The club has even provided me with my own work laptop and cell phone. It makes me feel official and responsible. Something I haven't felt in the workplace since my job in Charleston. We had two small events this week: A ladies brunch and a kids birthday party. I actually hosted similar events at my sister's restaurant. Despite a few glares from Linda, they seemed to have gone over okay.

In two weeks we have a wedding on property. It will be the biggest and most important event we will have this season. All of our efforts from now on will be focused on making sure the wedding is a success. The bride is a member of the Hampton Family and they have belonged to the club the longest and they are also probably the richest. We had a check-in meeting with the bride and her mother yesterday, and let's just say the terms bridezilla and helicopter mom would be putting it lightly. Linda has told me in no uncertain terms she will not accept any mistakes for this event. It stresses me out but it also motivates me. I know I have what it takes, I just have to show her.

Luckily, since my first week has been so busy, I haven't had much of a chance to run into Wyatt again. Which is probably a good thing. I still can't believe I hugged him. I don't know what got into me. I am not a hugger. In fact, I hate hugging. I don't even hug my own mother. But all of a sudden I found myself leaning into his tall chiseled frame, and he smelled heavenly. He smelled exactly like the first moment you roll down your car window at the beach and breathe in that fresh ocean air. And honestly, I loved it. Which is why I need to stay away from him. Not only is he Ella's brother, he is also, what? Like 21 now? I'm almost 30. I am trying to get my life on track, dating someone who's practically still a kid would just send my life in the opposite direction. He is also a coworker. I don't want to do anything to jeopardize my opportunity here. I only have the summer to prove myself. I won't let a guy blow my shot and send me back to Daphne, no matter how good he smells.

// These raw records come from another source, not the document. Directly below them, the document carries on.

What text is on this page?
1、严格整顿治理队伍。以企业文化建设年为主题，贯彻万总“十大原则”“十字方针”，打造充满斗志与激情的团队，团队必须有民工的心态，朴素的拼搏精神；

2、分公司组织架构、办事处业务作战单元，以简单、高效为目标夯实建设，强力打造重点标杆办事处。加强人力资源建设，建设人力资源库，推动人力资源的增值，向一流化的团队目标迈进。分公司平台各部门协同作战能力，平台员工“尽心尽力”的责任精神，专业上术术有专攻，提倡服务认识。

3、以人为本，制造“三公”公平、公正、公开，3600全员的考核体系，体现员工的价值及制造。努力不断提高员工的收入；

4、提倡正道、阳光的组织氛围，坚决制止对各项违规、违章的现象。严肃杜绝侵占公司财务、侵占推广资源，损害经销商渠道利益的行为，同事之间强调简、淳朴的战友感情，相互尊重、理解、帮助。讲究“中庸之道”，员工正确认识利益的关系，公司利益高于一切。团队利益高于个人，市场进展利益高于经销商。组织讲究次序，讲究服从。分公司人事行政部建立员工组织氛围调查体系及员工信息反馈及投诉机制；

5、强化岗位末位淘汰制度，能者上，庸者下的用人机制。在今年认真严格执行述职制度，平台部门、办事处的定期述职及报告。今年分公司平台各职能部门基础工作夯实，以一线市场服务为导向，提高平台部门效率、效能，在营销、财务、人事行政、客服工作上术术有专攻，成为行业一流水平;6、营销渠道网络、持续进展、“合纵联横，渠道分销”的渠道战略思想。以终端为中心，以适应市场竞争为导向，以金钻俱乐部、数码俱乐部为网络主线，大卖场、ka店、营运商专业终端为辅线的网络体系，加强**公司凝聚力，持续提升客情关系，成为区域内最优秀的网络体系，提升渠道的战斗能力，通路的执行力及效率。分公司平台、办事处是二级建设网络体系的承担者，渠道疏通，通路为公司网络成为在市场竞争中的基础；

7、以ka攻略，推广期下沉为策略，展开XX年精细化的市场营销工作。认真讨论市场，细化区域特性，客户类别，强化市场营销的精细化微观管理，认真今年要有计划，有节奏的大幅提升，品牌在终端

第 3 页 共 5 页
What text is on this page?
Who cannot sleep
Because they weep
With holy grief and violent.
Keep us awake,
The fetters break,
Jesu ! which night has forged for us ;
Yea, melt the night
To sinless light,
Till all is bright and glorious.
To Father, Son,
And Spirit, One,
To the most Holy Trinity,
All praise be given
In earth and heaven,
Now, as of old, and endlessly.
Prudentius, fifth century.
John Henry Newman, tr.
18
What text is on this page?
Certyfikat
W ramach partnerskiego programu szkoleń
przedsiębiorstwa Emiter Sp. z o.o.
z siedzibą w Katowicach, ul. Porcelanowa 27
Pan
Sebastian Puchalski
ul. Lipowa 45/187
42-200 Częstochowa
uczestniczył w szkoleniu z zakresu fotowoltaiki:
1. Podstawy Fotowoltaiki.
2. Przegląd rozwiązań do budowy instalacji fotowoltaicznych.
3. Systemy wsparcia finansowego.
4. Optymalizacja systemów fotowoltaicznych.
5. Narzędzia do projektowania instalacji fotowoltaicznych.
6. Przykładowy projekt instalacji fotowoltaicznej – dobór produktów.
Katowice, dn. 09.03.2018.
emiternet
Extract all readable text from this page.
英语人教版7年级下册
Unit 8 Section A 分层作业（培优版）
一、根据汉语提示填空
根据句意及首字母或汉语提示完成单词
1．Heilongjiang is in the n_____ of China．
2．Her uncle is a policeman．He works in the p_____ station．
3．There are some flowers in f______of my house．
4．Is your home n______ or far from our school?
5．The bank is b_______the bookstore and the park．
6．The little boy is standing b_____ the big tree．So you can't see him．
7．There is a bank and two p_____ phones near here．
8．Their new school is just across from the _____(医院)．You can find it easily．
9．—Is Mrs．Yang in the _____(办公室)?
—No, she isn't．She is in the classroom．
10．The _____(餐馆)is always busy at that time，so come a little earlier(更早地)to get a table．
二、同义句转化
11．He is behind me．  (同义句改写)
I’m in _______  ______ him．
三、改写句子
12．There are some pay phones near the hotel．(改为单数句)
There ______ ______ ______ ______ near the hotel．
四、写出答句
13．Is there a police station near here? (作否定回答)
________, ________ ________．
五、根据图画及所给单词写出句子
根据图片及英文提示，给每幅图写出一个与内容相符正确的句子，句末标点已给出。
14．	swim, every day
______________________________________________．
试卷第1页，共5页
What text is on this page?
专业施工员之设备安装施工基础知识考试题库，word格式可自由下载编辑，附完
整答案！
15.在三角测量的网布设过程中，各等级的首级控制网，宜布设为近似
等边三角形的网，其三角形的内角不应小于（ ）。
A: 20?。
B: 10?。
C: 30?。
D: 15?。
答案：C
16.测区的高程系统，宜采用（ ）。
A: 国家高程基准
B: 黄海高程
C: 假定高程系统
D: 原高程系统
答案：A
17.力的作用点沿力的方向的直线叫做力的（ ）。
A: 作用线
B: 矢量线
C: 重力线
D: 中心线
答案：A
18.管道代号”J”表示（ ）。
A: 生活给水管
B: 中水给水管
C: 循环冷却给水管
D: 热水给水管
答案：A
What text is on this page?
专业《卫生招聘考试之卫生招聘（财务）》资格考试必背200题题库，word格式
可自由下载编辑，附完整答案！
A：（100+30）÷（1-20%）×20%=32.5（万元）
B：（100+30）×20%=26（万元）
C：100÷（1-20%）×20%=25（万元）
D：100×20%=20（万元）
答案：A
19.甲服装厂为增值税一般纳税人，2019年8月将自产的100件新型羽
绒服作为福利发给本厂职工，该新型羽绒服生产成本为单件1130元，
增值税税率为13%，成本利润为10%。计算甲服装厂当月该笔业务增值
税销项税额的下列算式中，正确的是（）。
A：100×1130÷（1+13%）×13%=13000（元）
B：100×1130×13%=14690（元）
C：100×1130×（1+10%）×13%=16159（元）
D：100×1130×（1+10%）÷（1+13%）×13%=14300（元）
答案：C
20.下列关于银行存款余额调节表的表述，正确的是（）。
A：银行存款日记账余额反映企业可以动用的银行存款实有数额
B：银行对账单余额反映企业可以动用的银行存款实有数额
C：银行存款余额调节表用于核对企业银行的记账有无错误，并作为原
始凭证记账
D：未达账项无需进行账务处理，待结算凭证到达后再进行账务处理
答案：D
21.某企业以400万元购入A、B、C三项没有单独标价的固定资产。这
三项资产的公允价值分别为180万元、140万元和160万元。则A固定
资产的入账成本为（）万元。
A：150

Even though my weird crush has thrown me off, I am happy to see he's doing well. If I'm honest, I kind of always had a soft spot for him. Ella was always so mean to him and never wanted him around. I usually convinced her to let him tag along because I could always empathize with how he felt. Being a younger sibling myself, I know what it's like to just want to be around your older sister and her friends, to just want to be included. To me, it just seemed like he always had something to say, and unfortunately, no one ever really stopped long enough to listen to him. And it wasn't like Wyatt was one of those annoying little brothers. Even when he was a little kid I remember thinking he always kind of sounded like a mini-adult.

Fishing was usually one of the topics he would ramble on to me about. What lures to use, the kinds of reels he had, what brand of fishing line he thought was the best, and other things I usually had no idea what he was talking about. But I didn't mind listening, I could tell that's all he really wanted, just someone to listen to him. I'm happy to see he's stuck with the fishing thing. He used to tell me he was going to grow up to be a professional fisherman. I'm even more glad he made it out of Daphne.

In an attempt to avoid the college children, especially Wyatt, I've eaten most meals in my condo this week. But today is Friday and I am running low on groceries so I let Brooklyn talk me into going to lunch at the staff dining hall with her today.